LSH described 2024 as "nothing short of an annus horribilis" for the embattled office sector. UK-wide office volume in the fourth quarter amounted to only £1.8 billion, down 44% on average, and brought the annual total for 2024 to a record low of £7.3 billion.

While all parts of the market were subdued, given its scale, central London was again the main drag, with the fourth quarter volume of £1 billion standing 50% below trend and including only three deals over £100 million.

Overseas inflows rebounded by 55% quarter-on-quarter to £6 billion, 4% above trend. North America continues to dominate overseas inflows, with total purchasing of £4.1 billion in Q4, led by Baupost and KKR’s acquisition of the Adia Hotel Portfolio.

Investment was very mixed between the domestic-buyer categories, LSH said. Private propcos were the most acquisitive domestic buyers of 2024, with £3 billion of purchases in Q4 taking the total for the year to a record high of £10.8b billion.
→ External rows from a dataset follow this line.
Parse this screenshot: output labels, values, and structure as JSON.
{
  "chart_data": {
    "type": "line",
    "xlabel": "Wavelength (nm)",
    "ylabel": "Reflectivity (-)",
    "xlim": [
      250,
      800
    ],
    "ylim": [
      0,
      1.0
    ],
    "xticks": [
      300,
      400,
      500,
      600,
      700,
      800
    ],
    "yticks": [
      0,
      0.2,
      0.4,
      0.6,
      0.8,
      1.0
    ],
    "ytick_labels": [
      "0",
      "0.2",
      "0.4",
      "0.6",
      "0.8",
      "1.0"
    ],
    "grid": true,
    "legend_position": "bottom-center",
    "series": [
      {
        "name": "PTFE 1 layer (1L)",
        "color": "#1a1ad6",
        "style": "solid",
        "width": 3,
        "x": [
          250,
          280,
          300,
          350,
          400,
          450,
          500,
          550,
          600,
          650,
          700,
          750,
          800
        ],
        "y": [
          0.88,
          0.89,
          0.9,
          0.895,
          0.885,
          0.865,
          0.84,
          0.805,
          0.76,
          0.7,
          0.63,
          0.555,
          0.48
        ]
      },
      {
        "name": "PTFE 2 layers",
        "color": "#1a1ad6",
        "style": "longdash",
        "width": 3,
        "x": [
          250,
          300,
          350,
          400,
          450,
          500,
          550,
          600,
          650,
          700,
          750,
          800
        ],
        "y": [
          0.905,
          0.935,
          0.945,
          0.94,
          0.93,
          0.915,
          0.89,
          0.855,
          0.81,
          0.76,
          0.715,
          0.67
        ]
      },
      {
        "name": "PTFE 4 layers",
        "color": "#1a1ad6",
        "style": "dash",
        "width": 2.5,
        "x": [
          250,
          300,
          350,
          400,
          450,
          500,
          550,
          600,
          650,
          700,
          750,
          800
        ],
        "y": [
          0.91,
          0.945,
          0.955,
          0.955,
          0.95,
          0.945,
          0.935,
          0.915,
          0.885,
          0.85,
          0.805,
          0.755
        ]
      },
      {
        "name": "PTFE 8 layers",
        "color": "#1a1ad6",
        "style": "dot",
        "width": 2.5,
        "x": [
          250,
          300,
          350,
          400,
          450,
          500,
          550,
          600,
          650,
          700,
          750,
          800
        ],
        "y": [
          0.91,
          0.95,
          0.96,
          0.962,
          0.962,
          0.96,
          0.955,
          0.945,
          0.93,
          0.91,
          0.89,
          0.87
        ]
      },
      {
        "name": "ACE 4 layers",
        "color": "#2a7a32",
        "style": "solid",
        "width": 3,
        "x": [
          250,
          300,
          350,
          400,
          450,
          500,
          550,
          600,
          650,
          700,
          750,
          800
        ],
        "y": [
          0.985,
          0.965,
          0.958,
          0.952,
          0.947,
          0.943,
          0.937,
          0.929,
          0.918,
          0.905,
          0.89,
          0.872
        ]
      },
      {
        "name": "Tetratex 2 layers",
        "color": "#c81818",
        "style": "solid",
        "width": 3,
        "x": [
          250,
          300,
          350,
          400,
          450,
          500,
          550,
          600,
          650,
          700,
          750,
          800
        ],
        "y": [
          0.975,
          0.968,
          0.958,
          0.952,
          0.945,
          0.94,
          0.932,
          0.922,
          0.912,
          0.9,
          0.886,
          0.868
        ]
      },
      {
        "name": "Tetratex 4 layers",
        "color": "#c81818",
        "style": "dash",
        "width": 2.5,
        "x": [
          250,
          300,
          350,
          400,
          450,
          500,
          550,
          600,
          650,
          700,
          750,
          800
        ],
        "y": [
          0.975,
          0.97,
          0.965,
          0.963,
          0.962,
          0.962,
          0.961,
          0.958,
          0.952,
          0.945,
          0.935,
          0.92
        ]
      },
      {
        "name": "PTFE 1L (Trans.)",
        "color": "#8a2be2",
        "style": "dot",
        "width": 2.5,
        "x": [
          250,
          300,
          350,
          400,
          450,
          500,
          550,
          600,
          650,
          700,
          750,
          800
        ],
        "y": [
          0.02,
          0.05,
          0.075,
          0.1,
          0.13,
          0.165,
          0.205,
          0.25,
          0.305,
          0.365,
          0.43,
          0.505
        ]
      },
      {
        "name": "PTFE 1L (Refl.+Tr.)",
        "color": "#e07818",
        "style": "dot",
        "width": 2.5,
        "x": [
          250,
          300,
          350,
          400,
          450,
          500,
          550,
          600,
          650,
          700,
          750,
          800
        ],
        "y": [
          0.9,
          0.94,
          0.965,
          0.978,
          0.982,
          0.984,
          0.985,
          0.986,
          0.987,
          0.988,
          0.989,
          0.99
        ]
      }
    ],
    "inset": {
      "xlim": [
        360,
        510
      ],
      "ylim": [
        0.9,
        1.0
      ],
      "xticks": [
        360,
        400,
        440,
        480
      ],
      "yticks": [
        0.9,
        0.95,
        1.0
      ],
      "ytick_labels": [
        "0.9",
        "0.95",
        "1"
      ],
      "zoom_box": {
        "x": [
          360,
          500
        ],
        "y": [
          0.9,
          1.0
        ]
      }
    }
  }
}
The largest private propco deal in Q4 was Ballymore and Lateral Property Group’s £500 million mixed-use redevelopment commitment at 120-136 Camley Street in the King's Cross Knowledge Quarter, London.

Institutional purchasing remained subdued once again in the fourth quarter, with acquisitions of £1 billion standing 42% below average. The long run of net-selling by institutions showed no sign of abating, with total net sales of £2 billion the highest since the aftermath of the Brexit vote in 2016. M&G was a particularly active seller in Q4, with £345 million of disposals across 11 deals.

Ezra Nahome, CEO of Lambert Smith Hampton, said in a statement: “2024 finished strongly for both activity and volumes, as buyers and sellers rallied to get deals done before year end. But the solid-looking year on the surface belies a story of extremes; the inexorable rise of the living sectors contrasting with the structural pains of the office sector and the ongoing faith in the UK from North American buyers vs the retreat from the institutions.

“Into the New Year and sentiment has taken a fresh knock, forcing investors to digest the deteriorating conditions in the financial markets and shifting expectations on interest rate cuts. However, I remain cautiously optimistic that conditions will settle, and 2025 will yield a slight improvement on last year’s volume, even if pricing remains sticky and fails to harden as previously hoped.

“While the recent bond market wobble will keep some investors on the sidelines, many others will find themselves under renewed pressure to sell, providing a ready supply of income-driven opportunities for equity-backed buyers.

“We should bear in mind that the fundamentals in the occupier markets remain broadly positive, and this extends to offices to some degree. The UK market offers real value when viewed in the international context, especially given the pound’s relative retreat."